“I must, in the strongest of terms, ask Mexico to stop this onslaught – and if unable to do so I will call up the U.S. Military and CLOSE OUR SOUTHERN BORDER!” Trump wrote on Twitter.
Several thousand Honduran migrants traveled this week through Guatemala headed to Mexico, with some hoping to cross into the United States to escape violence and poverty in Central America.
Central American migrants hiked from Honduras through muddy jungle and residential streets, some toting babies along with backpacks, Reuters images show.
In Guatemala City, where migrant shelters filled with people, waves of people departed at daybreak on roads leading to Mexico. The nearest border is about 110 miles (177 km) away.

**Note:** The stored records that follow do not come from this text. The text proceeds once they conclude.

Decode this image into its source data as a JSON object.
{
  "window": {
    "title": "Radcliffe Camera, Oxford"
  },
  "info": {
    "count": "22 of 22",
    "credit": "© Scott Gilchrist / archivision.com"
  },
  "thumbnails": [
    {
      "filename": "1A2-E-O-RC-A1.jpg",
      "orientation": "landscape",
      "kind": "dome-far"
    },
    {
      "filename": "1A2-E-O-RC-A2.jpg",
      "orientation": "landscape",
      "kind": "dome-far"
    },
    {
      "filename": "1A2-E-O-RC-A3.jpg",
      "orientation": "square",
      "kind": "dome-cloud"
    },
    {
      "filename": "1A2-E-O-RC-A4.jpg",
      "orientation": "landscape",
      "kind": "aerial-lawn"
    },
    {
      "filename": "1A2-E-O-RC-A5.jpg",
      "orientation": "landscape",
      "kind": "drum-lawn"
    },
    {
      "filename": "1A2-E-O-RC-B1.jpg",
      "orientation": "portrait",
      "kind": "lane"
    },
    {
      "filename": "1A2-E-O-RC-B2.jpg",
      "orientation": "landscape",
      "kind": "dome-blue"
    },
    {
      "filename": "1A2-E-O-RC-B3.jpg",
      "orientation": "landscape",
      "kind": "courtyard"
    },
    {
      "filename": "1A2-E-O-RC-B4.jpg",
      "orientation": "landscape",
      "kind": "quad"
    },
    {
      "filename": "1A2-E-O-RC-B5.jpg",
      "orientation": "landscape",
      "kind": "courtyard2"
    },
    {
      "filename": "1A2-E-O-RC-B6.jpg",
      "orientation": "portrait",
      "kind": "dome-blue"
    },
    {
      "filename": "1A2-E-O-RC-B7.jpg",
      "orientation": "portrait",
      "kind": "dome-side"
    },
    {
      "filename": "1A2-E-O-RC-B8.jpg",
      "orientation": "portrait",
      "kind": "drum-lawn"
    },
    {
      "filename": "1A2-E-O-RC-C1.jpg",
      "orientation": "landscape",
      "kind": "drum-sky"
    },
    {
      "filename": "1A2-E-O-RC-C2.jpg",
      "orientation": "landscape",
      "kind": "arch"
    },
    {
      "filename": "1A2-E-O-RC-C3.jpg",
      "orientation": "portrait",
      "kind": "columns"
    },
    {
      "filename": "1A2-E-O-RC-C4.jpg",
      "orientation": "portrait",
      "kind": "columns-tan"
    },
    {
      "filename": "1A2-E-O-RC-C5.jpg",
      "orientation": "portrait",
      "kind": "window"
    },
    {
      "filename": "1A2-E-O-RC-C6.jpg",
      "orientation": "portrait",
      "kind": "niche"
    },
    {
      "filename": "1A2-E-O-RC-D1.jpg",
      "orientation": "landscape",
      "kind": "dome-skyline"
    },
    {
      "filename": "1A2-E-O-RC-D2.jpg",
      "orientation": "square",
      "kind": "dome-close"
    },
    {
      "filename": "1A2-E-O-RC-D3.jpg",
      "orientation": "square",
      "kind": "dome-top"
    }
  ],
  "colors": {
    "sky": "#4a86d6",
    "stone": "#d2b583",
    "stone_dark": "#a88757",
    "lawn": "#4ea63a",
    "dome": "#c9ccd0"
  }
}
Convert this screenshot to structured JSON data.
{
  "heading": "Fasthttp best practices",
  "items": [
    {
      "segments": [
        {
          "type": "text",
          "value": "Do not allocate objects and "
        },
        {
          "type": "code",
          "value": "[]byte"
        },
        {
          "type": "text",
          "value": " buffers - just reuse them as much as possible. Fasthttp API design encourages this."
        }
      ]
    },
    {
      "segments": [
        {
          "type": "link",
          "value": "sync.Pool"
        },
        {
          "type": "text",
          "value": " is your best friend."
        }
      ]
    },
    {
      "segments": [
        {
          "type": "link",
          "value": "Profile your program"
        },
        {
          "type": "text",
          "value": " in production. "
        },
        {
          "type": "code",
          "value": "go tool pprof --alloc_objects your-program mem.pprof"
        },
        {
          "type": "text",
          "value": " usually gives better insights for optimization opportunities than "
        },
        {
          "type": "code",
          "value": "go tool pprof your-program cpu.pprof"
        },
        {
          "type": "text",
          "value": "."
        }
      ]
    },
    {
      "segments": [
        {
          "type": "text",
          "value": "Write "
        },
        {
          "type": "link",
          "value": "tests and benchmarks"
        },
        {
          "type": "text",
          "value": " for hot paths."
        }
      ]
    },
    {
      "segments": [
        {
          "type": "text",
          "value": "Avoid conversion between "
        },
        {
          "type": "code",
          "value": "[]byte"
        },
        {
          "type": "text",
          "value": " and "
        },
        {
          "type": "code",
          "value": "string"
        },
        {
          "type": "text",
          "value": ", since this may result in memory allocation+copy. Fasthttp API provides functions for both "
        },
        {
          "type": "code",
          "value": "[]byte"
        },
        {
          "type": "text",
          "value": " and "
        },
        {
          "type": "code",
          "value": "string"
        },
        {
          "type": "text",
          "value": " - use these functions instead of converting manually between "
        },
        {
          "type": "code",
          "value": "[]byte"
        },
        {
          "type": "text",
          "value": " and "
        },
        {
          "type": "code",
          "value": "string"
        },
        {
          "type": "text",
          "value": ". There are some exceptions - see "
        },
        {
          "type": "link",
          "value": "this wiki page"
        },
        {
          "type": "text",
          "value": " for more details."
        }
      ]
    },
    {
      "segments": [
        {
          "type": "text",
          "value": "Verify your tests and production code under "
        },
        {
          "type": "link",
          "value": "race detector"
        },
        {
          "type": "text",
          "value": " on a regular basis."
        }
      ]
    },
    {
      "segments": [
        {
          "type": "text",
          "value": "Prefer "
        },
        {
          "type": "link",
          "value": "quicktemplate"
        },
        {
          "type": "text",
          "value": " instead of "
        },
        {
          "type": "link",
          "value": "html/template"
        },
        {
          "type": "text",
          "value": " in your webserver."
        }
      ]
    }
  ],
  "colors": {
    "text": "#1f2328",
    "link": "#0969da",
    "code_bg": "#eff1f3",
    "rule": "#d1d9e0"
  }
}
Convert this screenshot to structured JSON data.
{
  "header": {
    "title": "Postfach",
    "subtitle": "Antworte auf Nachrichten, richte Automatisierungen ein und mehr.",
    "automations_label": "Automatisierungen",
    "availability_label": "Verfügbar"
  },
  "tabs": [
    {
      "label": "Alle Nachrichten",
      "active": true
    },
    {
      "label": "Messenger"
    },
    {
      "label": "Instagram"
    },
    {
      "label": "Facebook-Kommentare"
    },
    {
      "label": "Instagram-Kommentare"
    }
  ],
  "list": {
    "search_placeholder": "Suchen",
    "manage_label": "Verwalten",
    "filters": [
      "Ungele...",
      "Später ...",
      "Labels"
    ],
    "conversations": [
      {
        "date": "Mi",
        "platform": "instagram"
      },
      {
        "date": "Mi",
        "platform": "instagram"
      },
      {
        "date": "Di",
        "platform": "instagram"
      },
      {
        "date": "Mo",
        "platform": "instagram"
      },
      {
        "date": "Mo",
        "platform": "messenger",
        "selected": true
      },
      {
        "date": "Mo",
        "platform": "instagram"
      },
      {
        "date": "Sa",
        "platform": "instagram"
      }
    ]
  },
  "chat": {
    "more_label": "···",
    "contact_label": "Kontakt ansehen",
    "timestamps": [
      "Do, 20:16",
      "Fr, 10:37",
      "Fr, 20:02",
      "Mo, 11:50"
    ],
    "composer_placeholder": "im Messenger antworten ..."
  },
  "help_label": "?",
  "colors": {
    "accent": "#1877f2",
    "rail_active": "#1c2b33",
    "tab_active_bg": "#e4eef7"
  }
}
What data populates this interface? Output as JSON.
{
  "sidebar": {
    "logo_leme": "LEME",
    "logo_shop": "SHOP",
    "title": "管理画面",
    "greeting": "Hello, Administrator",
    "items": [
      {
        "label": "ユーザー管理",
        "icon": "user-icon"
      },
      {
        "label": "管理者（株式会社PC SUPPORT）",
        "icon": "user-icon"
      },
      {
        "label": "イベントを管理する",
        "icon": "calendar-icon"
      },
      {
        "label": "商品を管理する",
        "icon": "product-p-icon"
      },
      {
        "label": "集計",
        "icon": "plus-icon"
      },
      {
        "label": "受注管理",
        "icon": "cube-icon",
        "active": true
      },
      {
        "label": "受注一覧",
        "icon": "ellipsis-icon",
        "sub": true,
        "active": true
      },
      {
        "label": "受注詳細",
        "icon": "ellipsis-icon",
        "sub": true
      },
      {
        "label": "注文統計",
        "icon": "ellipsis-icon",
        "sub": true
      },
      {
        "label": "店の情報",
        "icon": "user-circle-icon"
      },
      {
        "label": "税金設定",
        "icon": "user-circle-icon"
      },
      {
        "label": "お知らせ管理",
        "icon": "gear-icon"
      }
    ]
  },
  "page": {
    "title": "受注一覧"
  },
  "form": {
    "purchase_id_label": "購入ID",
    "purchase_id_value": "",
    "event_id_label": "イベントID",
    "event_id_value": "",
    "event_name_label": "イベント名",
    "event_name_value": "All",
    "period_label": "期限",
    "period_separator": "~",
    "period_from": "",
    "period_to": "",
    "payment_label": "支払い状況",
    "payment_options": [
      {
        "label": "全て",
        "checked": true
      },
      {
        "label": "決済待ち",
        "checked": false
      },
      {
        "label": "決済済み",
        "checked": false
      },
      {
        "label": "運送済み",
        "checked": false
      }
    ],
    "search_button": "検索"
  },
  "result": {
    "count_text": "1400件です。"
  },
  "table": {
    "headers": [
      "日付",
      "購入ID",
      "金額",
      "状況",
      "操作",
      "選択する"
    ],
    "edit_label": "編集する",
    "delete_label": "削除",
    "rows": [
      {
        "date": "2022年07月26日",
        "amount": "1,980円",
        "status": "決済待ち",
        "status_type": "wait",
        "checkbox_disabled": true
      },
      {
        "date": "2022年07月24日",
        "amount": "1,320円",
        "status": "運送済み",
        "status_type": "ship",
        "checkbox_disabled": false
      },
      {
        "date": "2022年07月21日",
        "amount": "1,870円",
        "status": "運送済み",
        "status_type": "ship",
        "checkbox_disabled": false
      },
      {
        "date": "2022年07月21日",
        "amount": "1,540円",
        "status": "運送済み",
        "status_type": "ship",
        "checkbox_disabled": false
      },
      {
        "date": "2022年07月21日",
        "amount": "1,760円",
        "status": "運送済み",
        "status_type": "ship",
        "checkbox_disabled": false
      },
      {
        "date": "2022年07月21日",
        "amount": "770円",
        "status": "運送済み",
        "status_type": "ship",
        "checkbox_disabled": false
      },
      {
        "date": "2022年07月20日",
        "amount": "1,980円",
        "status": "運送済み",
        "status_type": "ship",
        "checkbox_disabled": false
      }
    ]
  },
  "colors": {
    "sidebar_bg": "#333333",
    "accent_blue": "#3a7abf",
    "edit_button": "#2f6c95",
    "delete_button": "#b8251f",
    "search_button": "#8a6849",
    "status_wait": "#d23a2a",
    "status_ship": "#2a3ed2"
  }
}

U.S. Secretary of State Mike Pompeo prepared to travel later in the day to Panama and then Mexico City, where he was to meet with Mexican President Enrique Pena Nieto on Friday.
Mexico’s foreign ministry did not immediately respond to a request for comment. Mexico’s next foreign minister said he was not surprised by Trump’s comments, but did not elaborate.
Trump, who has sought to curtail immigration and build a border wall on the Mexican border, this week threatened to halt aid if Central American governments did not act.
Trump ran for president in 2016 on promises to toughen U.S. immigration policies and build a wall along the U.S. border with Mexico.
Illegal immigration is likely to be a top issue in Nov. 6 U.S. congressional elections, when Democrats are seen as having a good chance of gaining control of the House of Representatives from Trump’s fellow Republicans.
Frustrated by Congress’ failure to fully fund his proposed wall at the border with Mexico, Trump in April ordered National Guard personnel to help the Department of Homeland Security secure the border in four southwestern U.S. states.
In a string of tweets on Thursday, Trump also said the issue was more important to him than the new trade deal with Mexico to replace the North American Free Trade Agreement pact.
“The assault on our country at our Southern Border, including the Criminal elements and DRUGS pouring in, is far more important to me, as President, than Trade or the USMCA. Hopefully Mexico will stop this onslaught at their Northern Border,” Trump wrote. He was referring to the United States-Mexico-Canada Agreement, which is awaiting ratification.
The caravan has been growing steadily since it left the violent Honduran city of San Pedro Sula on Saturday. There are no official estimates of the size of the group.
Guatemalan President Jimmy Morales said on Wednesday his government dismissed threatened constraints placed on foreign aid.
He said he had spoken with Honduran President Juan Orlando Hernandez about ensuring the migrants who want to return home can do so safely.